New technique for detecting lung cancer from breath gives hope for earlier diagnoses and better survival rates

Breath test for early lung cancer detection

Researchers are developing a method that would enable doctors to screen patients for lung cancer just by letting them breathe into a hand-held device.

The idea has been put forward by a team of scientists from the University of Liverpool and the Technion Israel Institute of Technology after they discovered that is it technically feasible to distinguish between healthy and cancerous lung cells just by analysing the vapour they produce in a closed container.

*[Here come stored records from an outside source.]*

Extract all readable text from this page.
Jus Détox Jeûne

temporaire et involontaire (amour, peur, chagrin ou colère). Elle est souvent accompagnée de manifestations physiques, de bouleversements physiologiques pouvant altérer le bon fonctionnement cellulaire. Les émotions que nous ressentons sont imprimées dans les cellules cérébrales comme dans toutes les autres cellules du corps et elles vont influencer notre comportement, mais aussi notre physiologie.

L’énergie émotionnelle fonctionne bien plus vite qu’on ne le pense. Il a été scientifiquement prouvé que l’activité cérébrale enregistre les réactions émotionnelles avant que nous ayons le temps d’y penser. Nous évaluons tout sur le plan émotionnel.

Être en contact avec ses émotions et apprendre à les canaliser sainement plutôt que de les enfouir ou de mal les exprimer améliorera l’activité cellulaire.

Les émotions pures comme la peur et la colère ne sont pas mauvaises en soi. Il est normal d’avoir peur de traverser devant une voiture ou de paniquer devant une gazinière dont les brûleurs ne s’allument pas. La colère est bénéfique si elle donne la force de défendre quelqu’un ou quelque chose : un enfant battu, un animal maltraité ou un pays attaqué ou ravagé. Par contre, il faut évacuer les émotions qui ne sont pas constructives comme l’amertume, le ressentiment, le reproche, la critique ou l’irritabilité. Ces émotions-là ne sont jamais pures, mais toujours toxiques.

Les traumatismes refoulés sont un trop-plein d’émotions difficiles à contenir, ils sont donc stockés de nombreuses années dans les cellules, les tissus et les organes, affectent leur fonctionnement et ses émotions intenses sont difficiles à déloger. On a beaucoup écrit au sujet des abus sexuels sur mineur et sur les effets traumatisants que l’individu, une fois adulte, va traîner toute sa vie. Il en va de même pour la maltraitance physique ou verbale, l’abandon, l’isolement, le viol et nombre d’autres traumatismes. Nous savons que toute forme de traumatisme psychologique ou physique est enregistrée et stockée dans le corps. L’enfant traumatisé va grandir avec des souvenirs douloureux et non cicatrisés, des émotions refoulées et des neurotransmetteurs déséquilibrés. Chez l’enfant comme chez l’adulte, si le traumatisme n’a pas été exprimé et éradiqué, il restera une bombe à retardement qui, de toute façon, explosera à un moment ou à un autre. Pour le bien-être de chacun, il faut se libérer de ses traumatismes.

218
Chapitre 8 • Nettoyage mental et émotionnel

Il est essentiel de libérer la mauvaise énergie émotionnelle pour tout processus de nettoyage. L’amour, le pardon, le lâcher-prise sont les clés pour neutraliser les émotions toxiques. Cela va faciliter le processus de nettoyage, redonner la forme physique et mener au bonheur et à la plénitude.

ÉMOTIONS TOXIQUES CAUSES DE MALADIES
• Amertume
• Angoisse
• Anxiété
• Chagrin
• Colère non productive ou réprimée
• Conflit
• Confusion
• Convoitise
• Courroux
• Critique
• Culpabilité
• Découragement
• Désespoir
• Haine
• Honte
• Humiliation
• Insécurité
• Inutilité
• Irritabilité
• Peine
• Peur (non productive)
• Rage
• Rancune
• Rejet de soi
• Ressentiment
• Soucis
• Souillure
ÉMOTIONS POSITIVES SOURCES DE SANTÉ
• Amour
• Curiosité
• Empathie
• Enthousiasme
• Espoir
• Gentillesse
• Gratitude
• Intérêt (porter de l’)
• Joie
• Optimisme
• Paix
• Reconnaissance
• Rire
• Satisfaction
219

"These findings tell us that it's theoretically possible to develop a test that could diagnose early lung cancer in the breath of patients,” said Mike Davies from the University of Liverpool Roy Castle Lung Cancer Research Programme.

"This is a potential step towards developing a handheld device that could aid lung cancer screening and diagnosis. It could also be used to help match patients to the right treatment by providing doctors with a snapshot of the genetic make-up of their individual tumour."

Lung cancer is an insidious and deadly disease with less than ten per cent of the patients surviving for more than five years since the diagnoses. The extremely low survival rate is to a great extent caused by the fact that most individuals only seek medical help after the condition has advanced too far. As with all cancers, early treatment provides the best chances.

"The current procedure for identifying lung cancer is a lengthy process, and waiting for tests and results can be frustrating and demoralising,” said Professor Stephen Spiro, deputy chairman of the British Lung Foundation. “Patients must undergo biopsies, which can be uncomfortable and may not even be possible for older patients.

But the researchers warn there is still a very long way to go to bring the idea from a laboratory to a reliable standardised test that could be used in GP practices. The team plans to test the technique on cancer patients to see whether it can pick up genetic changes in growing lung tumours.

The research has been published in the latest issue of British Journal of Cancer.